TRIVIAL TRIGGERS  Dramatic events, like a biscuit breaking in half, can result in all-out meltdowns lasting anywhere up to ten minutes.

Deirdre Freney

If you have a two year old or if you have navigated your way through this trying time you will empathise with those of us still soaking up the daily drama. Recently, an epic five minutes of screaming and crying after the microwave ‘ate’ my daughter’s spaghetti hoops reminded me just how difficult a time it is for these tiny brains. For years, the term ‘terrible twos’ has been used to describe the changes in temperament seen normally around the age of two. Dramatic events like a biscuit breaking in half can result in all-out meltdowns lasting anywhere up to ten minutes.
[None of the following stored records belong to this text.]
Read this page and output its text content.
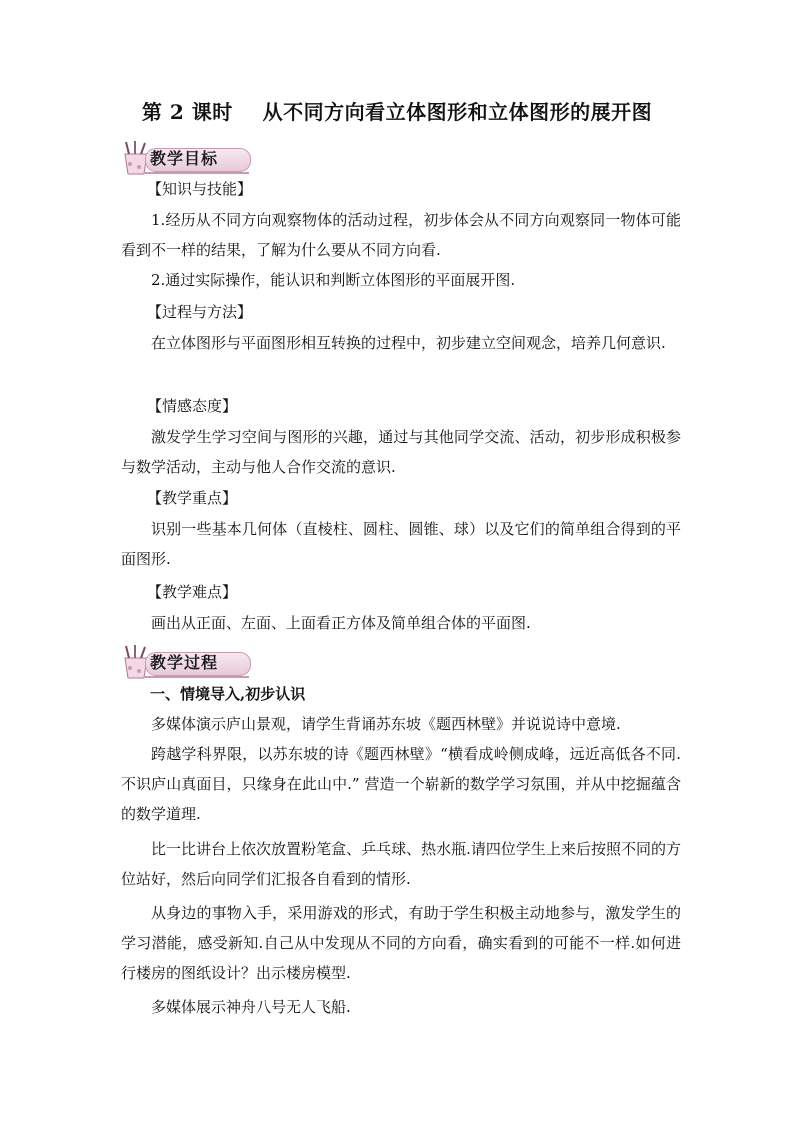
第 2 课时    从不同方向看立体图形和立体图形的展开图
教学目标
【知识与技能】
1.经历从不同方向观察物体的活动过程，初步体会从不同方向观察同一物体可能看到不一样的结果，了解为什么要从不同方向看.
2.通过实际操作，能认识和判断立体图形的平面展开图.
【过程与方法】
在立体图形与平面图形相互转换的过程中，初步建立空间观念，培养几何意识.
【情感态度】
激发学生学习空间与图形的兴趣，通过与其他同学交流、活动，初步形成积极参与数学活动，主动与他人合作交流的意识.
【教学重点】
识别一些基本几何体（直棱柱、圆柱、圆锥、球）以及它们的简单组合得到的平面图形.
【教学难点】
画出从正面、左面、上面看正方体及简单组合体的平面图.
教学过程
一、情境导入,初步认识
多媒体演示庐山景观，请学生背诵苏东坡《题西林壁》并说说诗中意境.
跨越学科界限，以苏东坡的诗《题西林壁》“横看成岭侧成峰，远近高低各不同.不识庐山真面目，只缘身在此山中.” 营造一个崭新的数学学习氛围，并从中挖掘蕴含的数学道理.
比一比讲台上依次放置粉笔盒、乒乓球、热水瓶.请四位学生上来后按照不同的方位站好，然后向同学们汇报各自看到的情形.
从身边的事物入手，采用游戏的形式，有助于学生积极主动地参与，激发学生的学习潜能，感受新知.自己从中发现从不同的方向看，确实看到的可能不一样.如何进行楼房的图纸设计？出示楼房模型.
多媒体展示神舟八号无人飞船.
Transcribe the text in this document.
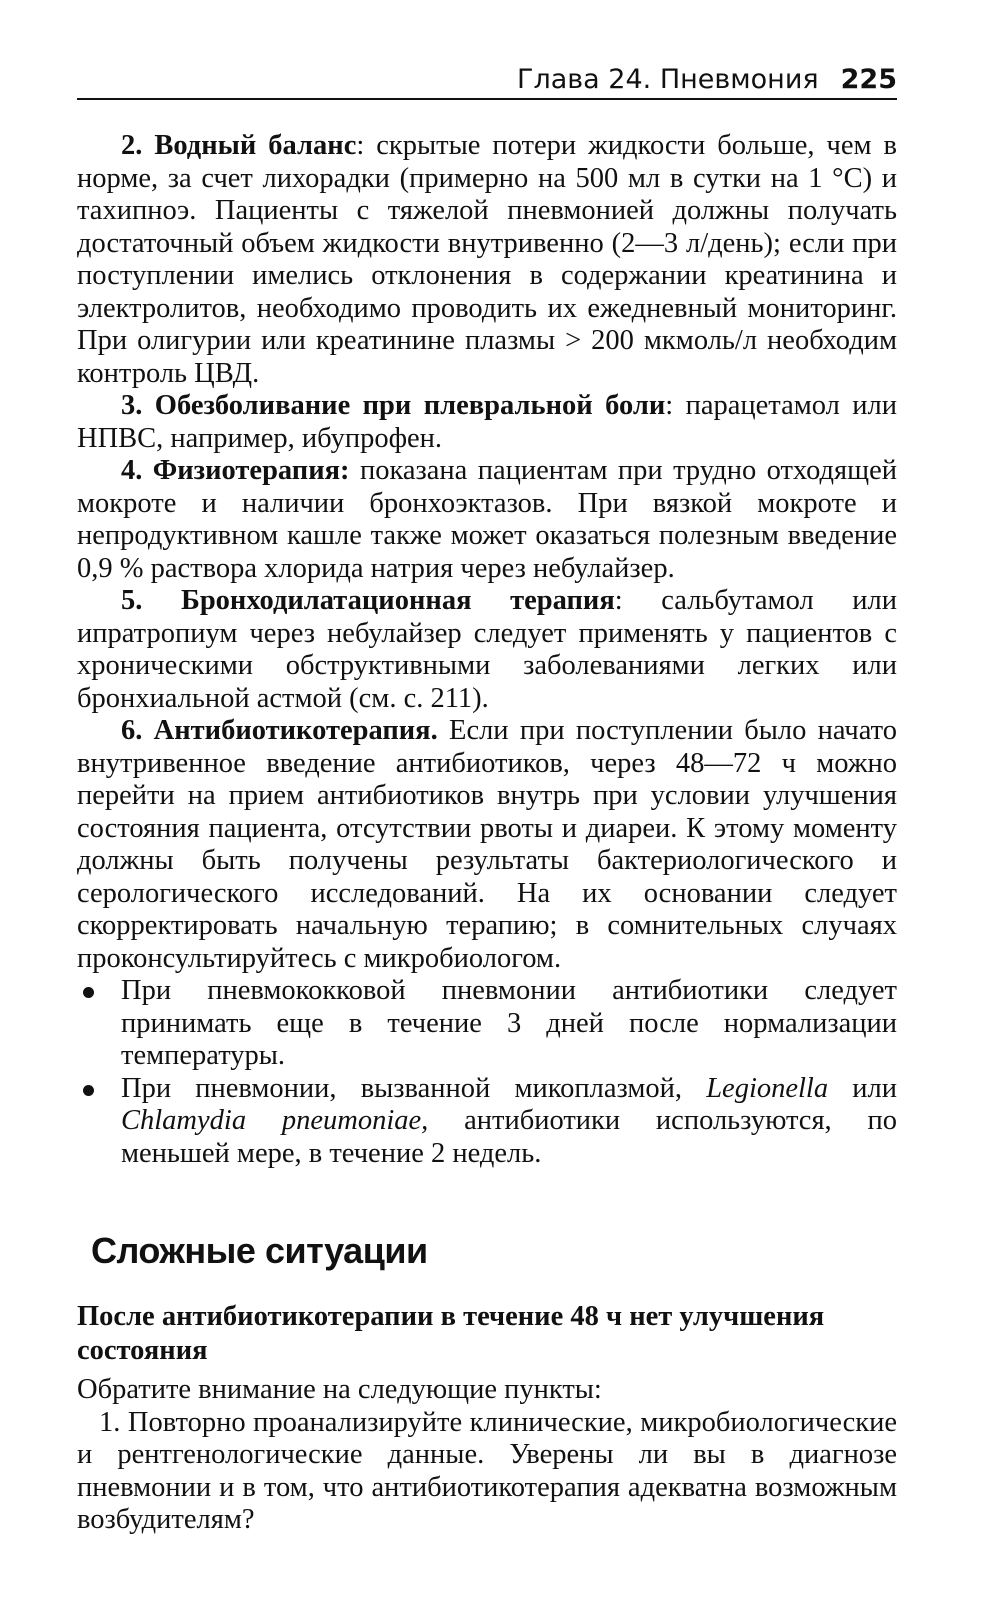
Глава 24. Пневмония 225

2. Водный баланс: скрытые потери жидкости больше, чем в норме, за счет лихорадки (примерно на 500 мл в сутки на 1 °С) и тахипноэ. Пациенты с тяжелой пневмонией должны получать достаточный объем жидкости внутривенно (2—3 л/день); если при поступлении имелись отклонения в содержании креатинина и электролитов, необходимо проводить их ежедневный мониторинг. При олигурии или креатинине плазмы > 200 мкмоль/л необходим контроль ЦВД.

3. Обезболивание при плевральной боли: парацетамол или НПВС, например, ибупрофен.

4. Физиотерапия: показана пациентам при трудно отходящей мокроте и наличии бронхоэктазов. При вязкой мокроте и непродуктивном кашле также может оказаться полезным введение 0,9 % раствора хлорида натрия через небулайзер.

5. Бронходилатационная терапия: сальбутамол или ипратропиум через небулайзер следует применять у пациентов с хроническими обструктивными заболеваниями легких или бронхиальной астмой (см. с. 211).

6. Антибиотикотерапия. Если при поступлении было начато внутривенное введение антибиотиков, через 48—72 ч можно перейти на прием антибиотиков внутрь при условии улучшения состояния пациента, отсутствии рвоты и диареи. К этому моменту должны быть получены результаты бактериологического и серологического исследований. На их основании следует скорректировать начальную терапию; в сомнительных случаях проконсультируйтесь с микробиологом.

При пневмококковой пневмонии антибиотики следует принимать еще в течение 3 дней после нормализации температуры.

При пневмонии, вызванной микоплазмой, Legionella или Chlamydia pneumoniae, антибиотики используются, по меньшей мере, в течение 2 недель.

Сложные ситуации
После антибиотикотерапии в течение 48 ч нет улучшения состояния

Обратите внимание на следующие пункты:

1. Повторно проанализируйте клинические, микробиологические и рентгенологические данные. Уверены ли вы в диагнозе пневмонии и в том, что антибиотикотерапия адекватна возможным возбудителям?
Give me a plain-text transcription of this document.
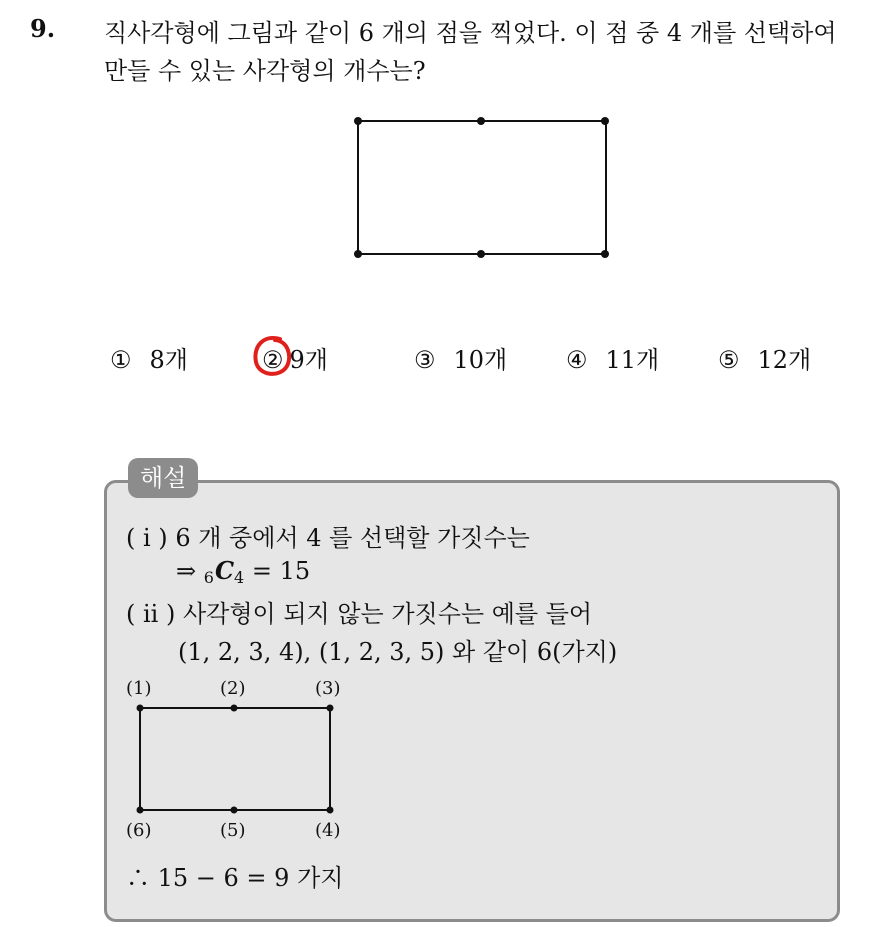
9. 직사각형에 그림과 같이 6 개의 점을 찍었다. 이 점 중 4 개를 선택하여
만들 수 있는 사각형의 개수는?
① 8개	② 9개	③ 10개 ④ 11개 ⑤ 12개
해설
( i ) 6 개 중에서 4 를 선택할 가짓수는
⇒ $6C_4 = 15$
( ii ) 사각형이 되지 않는 가짓수는 예를 들어
(1, 2, 3, 4), (1, 2, 3, 5) 와 같이 6(가지)
(1)	(2)	(3)
(6)	(5)	(4)
∴ 15 − 6 = 9 가지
Thankfully, this shift in child behaviour, albeit challenging, is just a normal part of development. During this time, children undergo major intellectual, motor, emotional and social changes. At this age, they often understand so much more than they can communicate effectively, which can lead to frustration.
After a long period of complete reliance on their parents, toddlers at two are starting to develop their independence – and they are eager to do many things on their own. Hearing the word ‘No’ several times a day is part and parcel of being in this age bracket. It’s a lot for a tiny brain to compute, and it’s easy to see why frustrations and out-of-control feelings are often normal toddler behaviour.
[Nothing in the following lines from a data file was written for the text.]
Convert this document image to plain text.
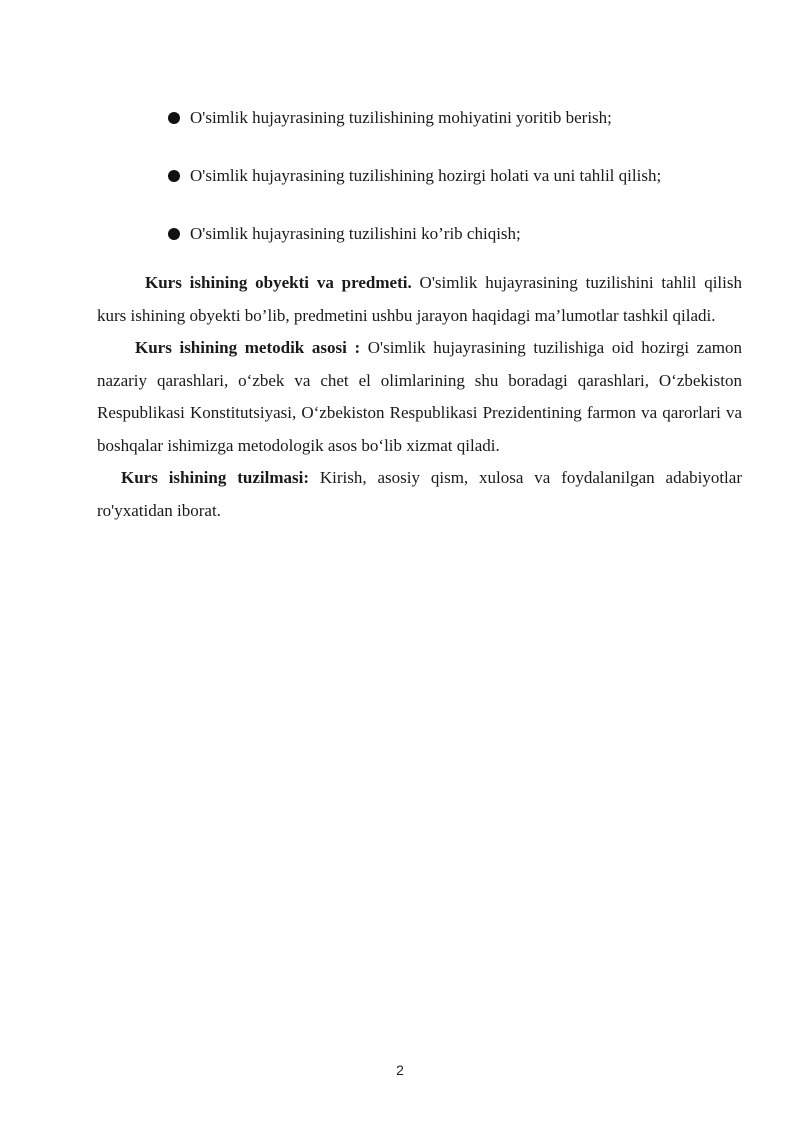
O'simlik hujayrasining tuzilishining mohiyatini yoritib berish;
O'simlik hujayrasining tuzilishining hozirgi holati va uni tahlil qilish;
O'simlik hujayrasining tuzilishini ko’rib chiqish;

Kurs ishining obyekti va predmeti. O'simlik hujayrasining tuzilishini tahlil qilish kurs ishining obyekti bo’lib, predmetini ushbu jarayon haqidagi ma’lumotlar tashkil qiladi.

Kurs ishining metodik asosi : O'simlik hujayrasining tuzilishiga oid hozirgi zamon nazariy qarashlari, o‘zbek va chet el olimlarining shu boradagi qarashlari, O‘zbekiston Respublikasi Konstitutsiyasi, O‘zbekiston Respublikasi Prezidentining farmon va qarorlari va boshqalar ishimizga metodologik asos bo‘lib xizmat qiladi.

Kurs ishining tuzilmasi: Kirish, asosiy qism, xulosa va foydalanilgan adabiyotlar ro'yxatidan iborat.

2
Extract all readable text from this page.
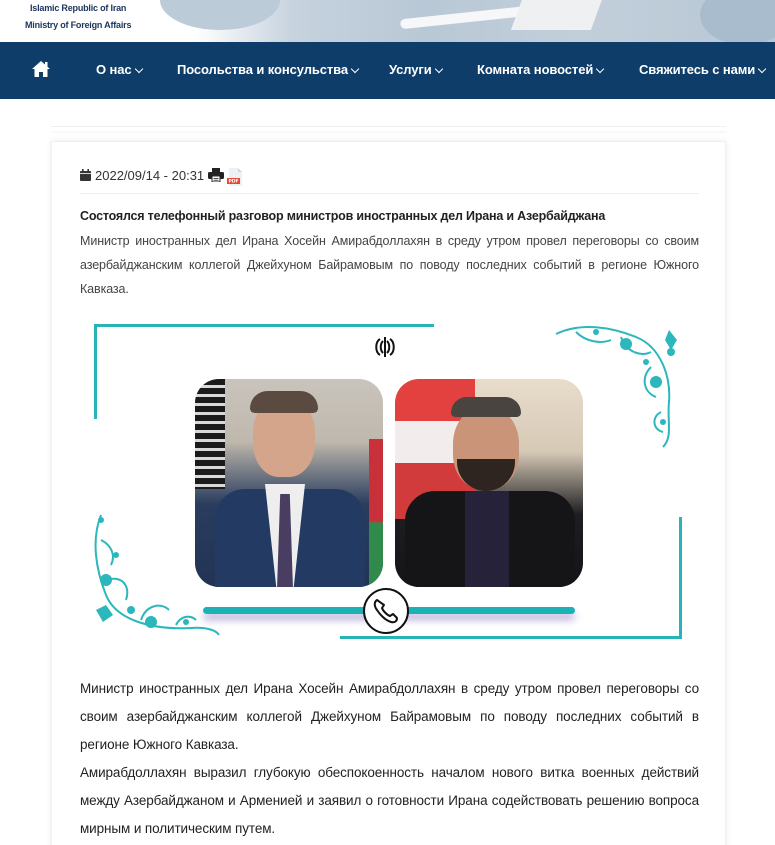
Islamic Republic of Iran
Ministry of Foreign Affairs
О нас	Посольства и консульства	Услуги	Комната новостей	Свяжитесь с нами
2022/09/14 - 20:31	PDF
Состоялся телефонный разговор министров иностранных дел Ирана и Азербайджана

Министр иностранных дел Ирана Хосейн Амирабдоллахян в среду утром провел переговоры со своим азербайджанским коллегой Джейхуном Байрамовым по поводу последних событий в регионе Южного Кавказа.

Министр иностранных дел Ирана Хосейн Амирабдоллахян в среду утром провел переговоры со своим азербайджанским коллегой Джейхуном Байрамовым по поводу последних событий в регионе Южного Кавказа.

Амирабдоллахян выразил глубокую обеспокоенность началом нового витка военных действий между Азербайджаном и Арменией и заявил о готовности Ирана содействовать решению вопроса мирным и политическим путем.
Taming a tantrum can seem like a very remote possibility. Distraction is certainly your most useful tool. Generally, it is believed that overstimulation contributes to these meltdowns – although often the tantrums need little encouragement.
Praising all positive behaviour will certainly help. Try to stay calm and redirect their attention to diffuse the tantrum. Talking or trying to reason with a toddler mid tantrum is a futile exercise; waiting until the child is calm to explain things will be much easier.
By accepting the changes that your child is going through and showing them love and understanding, you’ll help them make it through this difficult stage with confidence. Whilst this can be a trying time for you and your two year old, there are many positive transitions that happen at this age that are worth focusing on. Seeing their personalities come to life, hearing words for the first time and then in turn sentences surely outweigh the spaghetti tantrums.
Most importantly, although the tantrums we witness can be described as the most powerful expressions of emotion, they are extremely short lived and forgotten as quickly as they appear. All the words that we hear so much at this stage (mostly ‘No’ and ‘I don’t want’) can be frustrating, but it’s worth remembering that it’s their voice that they are finding all on their own, and should be celebrated.
Their curiosity is infectious, and there are so many rewarding aspects to cling to. It’s hard to see the light, but it’s worth remembering the days are long but the years are short.